Vibulenus took a deep breath. "Or else," he went on, letting the words tumble out in their own time, "they liked the way I tried to save the Commander's life. Which was a stupid mistake, and the more so if it earned me the chance to make a worse stupid mistake. All I can say about either choice was that I did what I did; and I-wish I hadn't."

"I'm a slave," said Quartilla.

"We all are," Vibulenus broke in savagely. "We're less than that."

She waved him silent in a silvery murmur from her wrist.
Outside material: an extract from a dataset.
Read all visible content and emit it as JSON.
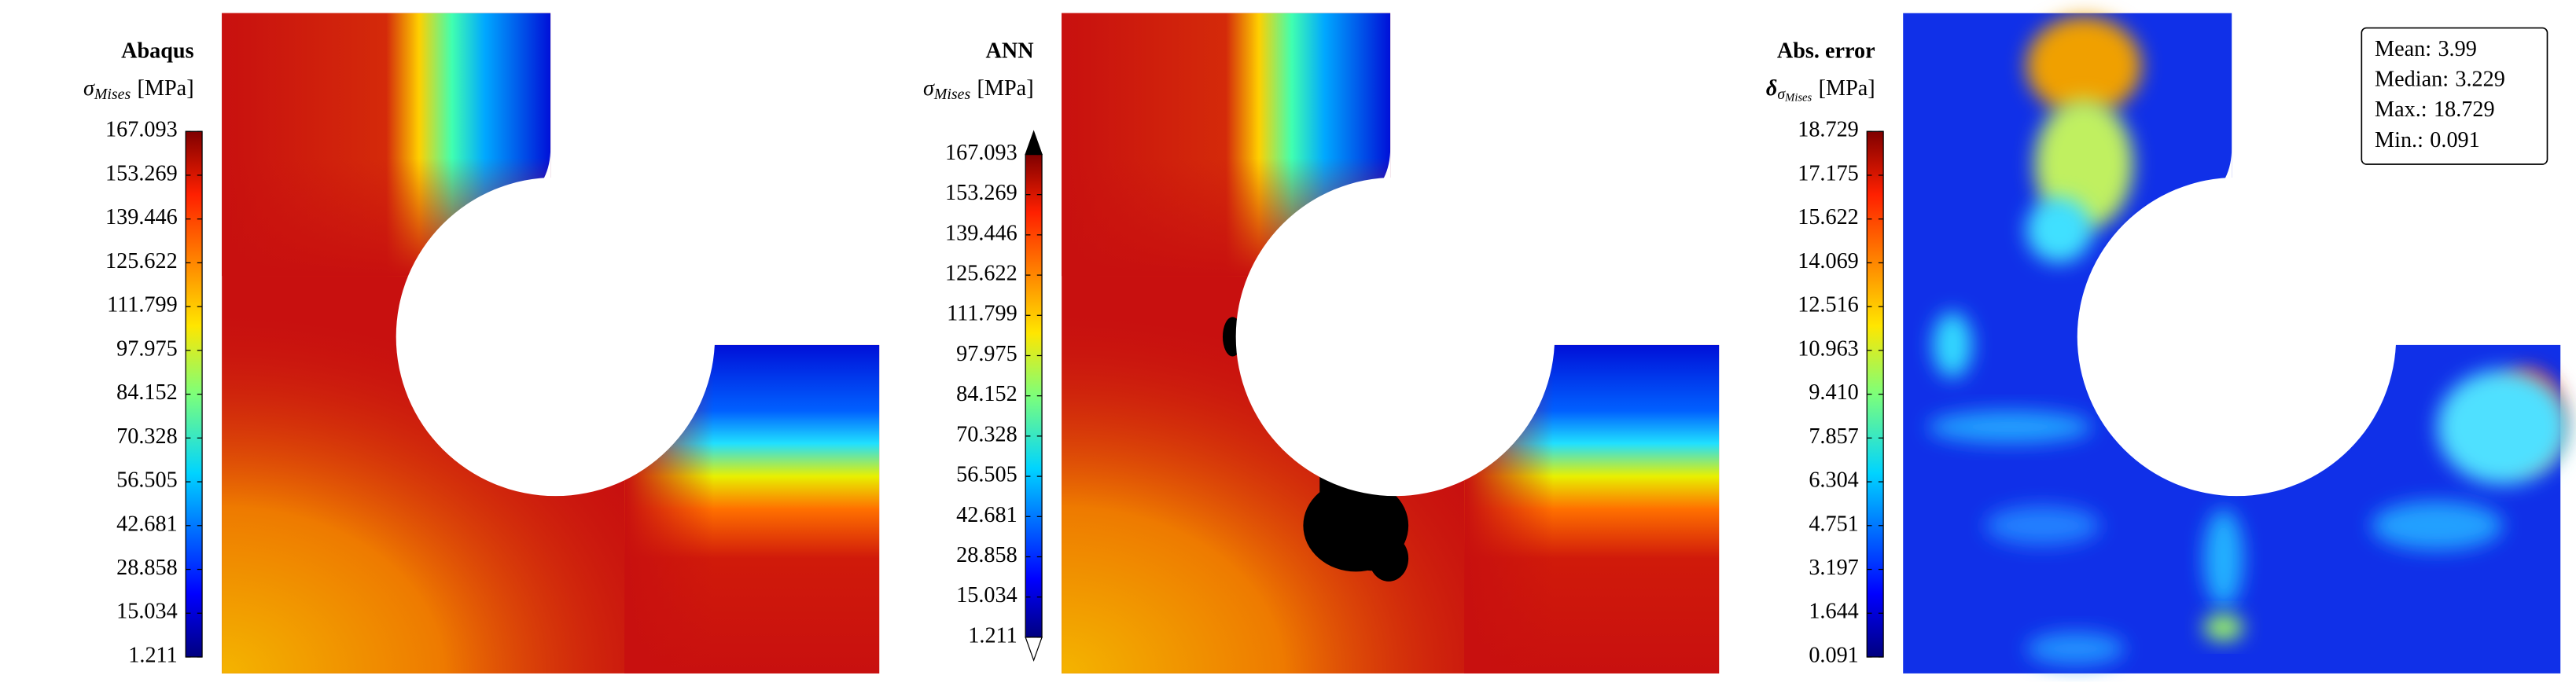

Apart from the bells, she wore nothing on her body-though her hair was piled around crystalline combs which refracted the dim red light.

"I'm a slave," she repeated, "but I can forget that, usually, with the part of me that lives." Her hand gripped the tribune's, and her eyes demanded that he meet hers. "Do you understand?"

He gave an upward nod of assent, afraid to speak but filled with sudden hope that it wasn't over, that there was something between them still to salvage.

"I'm good at what I do," Quartilla said with fierce emotion that was neither anger nor very far apart from it. "I have my pride, and maybe that's because of what they did to my mind after they bought me, the guild, but it's all I have. You had the right to make me your personal slave, Gaius Caper, you earned that and I'm very pleased for you.

"But why in the name of the god you worship did you decide to exercise that right? Why did you rob me of all the little fantasies that left me free in my own mind?"

"I thought…" the tribune said. He turned suddenly away and slammed the wall with his fist in a blaze of self-revulsion.

He hadn't thought. He had wished and acted on the wish, unwilling to consider anything but the way he wanted his world to be structured and arrogantly certain that his power to choose also gave him authority over the outcome of his choice.

He didn't want to die now. He wanted to have died that morning, before he had time to speak to the Commander and claim the reward which destroyed more of his life than remained.

There was a whisper of bells. Quartilla set her hands on his shoulder blades. Vibulenus let his shoulders loosen, but he would not, could not, turn around. He hid his face in the crook of his right elbow and squeezed back his tears of frustration with the muscles that enabled his sword to shear through simpler problems.